During the discussion, Larry Coker, a member of the Pelzer Heritage Commisssion said, “This town has a lot of potential. A lot of people will help us.” Coker described a vision he has for the lower mill property as a river front park.
Coker said the Pelzer Heritage Commission is planning a Pelzer Pride Day in conjunction with Keep America Beautiful.

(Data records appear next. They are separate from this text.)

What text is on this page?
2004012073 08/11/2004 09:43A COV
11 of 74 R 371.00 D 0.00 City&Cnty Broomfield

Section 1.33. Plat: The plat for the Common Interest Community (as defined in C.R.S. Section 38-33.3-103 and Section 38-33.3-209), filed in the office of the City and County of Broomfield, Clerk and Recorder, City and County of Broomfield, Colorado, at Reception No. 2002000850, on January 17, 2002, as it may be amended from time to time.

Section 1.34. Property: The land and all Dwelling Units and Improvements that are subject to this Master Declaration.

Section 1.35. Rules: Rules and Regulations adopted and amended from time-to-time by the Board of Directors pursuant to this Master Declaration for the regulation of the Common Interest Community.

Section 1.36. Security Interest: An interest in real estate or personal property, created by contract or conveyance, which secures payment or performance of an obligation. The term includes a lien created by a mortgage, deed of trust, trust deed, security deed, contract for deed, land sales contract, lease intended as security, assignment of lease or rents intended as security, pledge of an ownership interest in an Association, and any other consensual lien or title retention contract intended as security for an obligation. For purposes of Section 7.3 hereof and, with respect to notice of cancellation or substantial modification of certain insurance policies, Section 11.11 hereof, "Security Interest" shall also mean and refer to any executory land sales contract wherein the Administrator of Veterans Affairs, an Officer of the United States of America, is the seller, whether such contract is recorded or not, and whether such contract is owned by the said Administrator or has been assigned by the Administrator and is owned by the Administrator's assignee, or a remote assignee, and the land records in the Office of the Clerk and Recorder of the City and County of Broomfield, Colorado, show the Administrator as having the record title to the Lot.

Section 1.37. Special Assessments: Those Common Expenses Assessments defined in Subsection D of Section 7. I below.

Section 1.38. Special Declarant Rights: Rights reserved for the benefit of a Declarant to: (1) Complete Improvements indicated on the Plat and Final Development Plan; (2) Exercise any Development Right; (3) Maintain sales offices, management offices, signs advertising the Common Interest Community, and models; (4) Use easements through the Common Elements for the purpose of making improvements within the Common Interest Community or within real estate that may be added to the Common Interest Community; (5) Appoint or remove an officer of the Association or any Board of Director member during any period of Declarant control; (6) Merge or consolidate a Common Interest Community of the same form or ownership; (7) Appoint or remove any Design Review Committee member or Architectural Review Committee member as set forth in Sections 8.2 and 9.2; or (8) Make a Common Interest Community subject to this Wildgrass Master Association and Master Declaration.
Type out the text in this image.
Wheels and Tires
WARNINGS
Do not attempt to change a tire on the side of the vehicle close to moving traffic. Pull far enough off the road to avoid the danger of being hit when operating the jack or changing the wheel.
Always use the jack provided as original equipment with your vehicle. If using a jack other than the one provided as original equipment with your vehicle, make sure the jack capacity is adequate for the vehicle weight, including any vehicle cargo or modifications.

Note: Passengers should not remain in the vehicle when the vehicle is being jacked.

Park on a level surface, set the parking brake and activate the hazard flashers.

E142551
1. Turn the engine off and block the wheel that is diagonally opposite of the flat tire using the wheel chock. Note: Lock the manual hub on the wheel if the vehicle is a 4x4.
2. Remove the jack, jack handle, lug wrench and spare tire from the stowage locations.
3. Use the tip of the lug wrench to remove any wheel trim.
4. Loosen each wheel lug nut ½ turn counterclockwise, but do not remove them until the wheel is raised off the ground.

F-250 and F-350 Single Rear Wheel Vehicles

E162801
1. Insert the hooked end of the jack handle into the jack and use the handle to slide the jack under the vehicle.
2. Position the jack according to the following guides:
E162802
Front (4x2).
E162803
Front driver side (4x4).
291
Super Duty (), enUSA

He also said that there is grant funding for dogwoods for the Pelzer Monkey Park.
Coker said the group is planning a gospel singing with five groups at the Pelzer Auditorium on April 13.
Heritage Commission member Dianne Lollis presented information and plans for a proposed veterans memorial park along Hwy. 20 in front of the Monkey Park.
Lollis said the group will raise the money for the project which will include a memorial, rock wall, pavers, an amphitheater and picnic tables or sheds if the town will allow them to use the property.
At the request of councilman Tony Riddle, the project was tabled to the next meeting.
During public comments, a representative of a property investment company said that they have had several break-ins and damage at a property that is being renovated on Hale St.
Pelzer resident and businessman Roger Scott expressed concerns about the town and break-ins.
He presented information on the amount of traffic that comes through the town and said, “Pelzer could have a lot without trying to struggle.” He said at one time the mill provided almost everything. “That’s gone,” Scott said. “Now it’s up to us.”
Scott said that he has lost more than $36,000 in break-ins at properties he owns. “They are killing me,” he said. “We need help.”
Scott said the town needs more people involved and said that they should incorporate the town.
There was some brief discussion about annexation.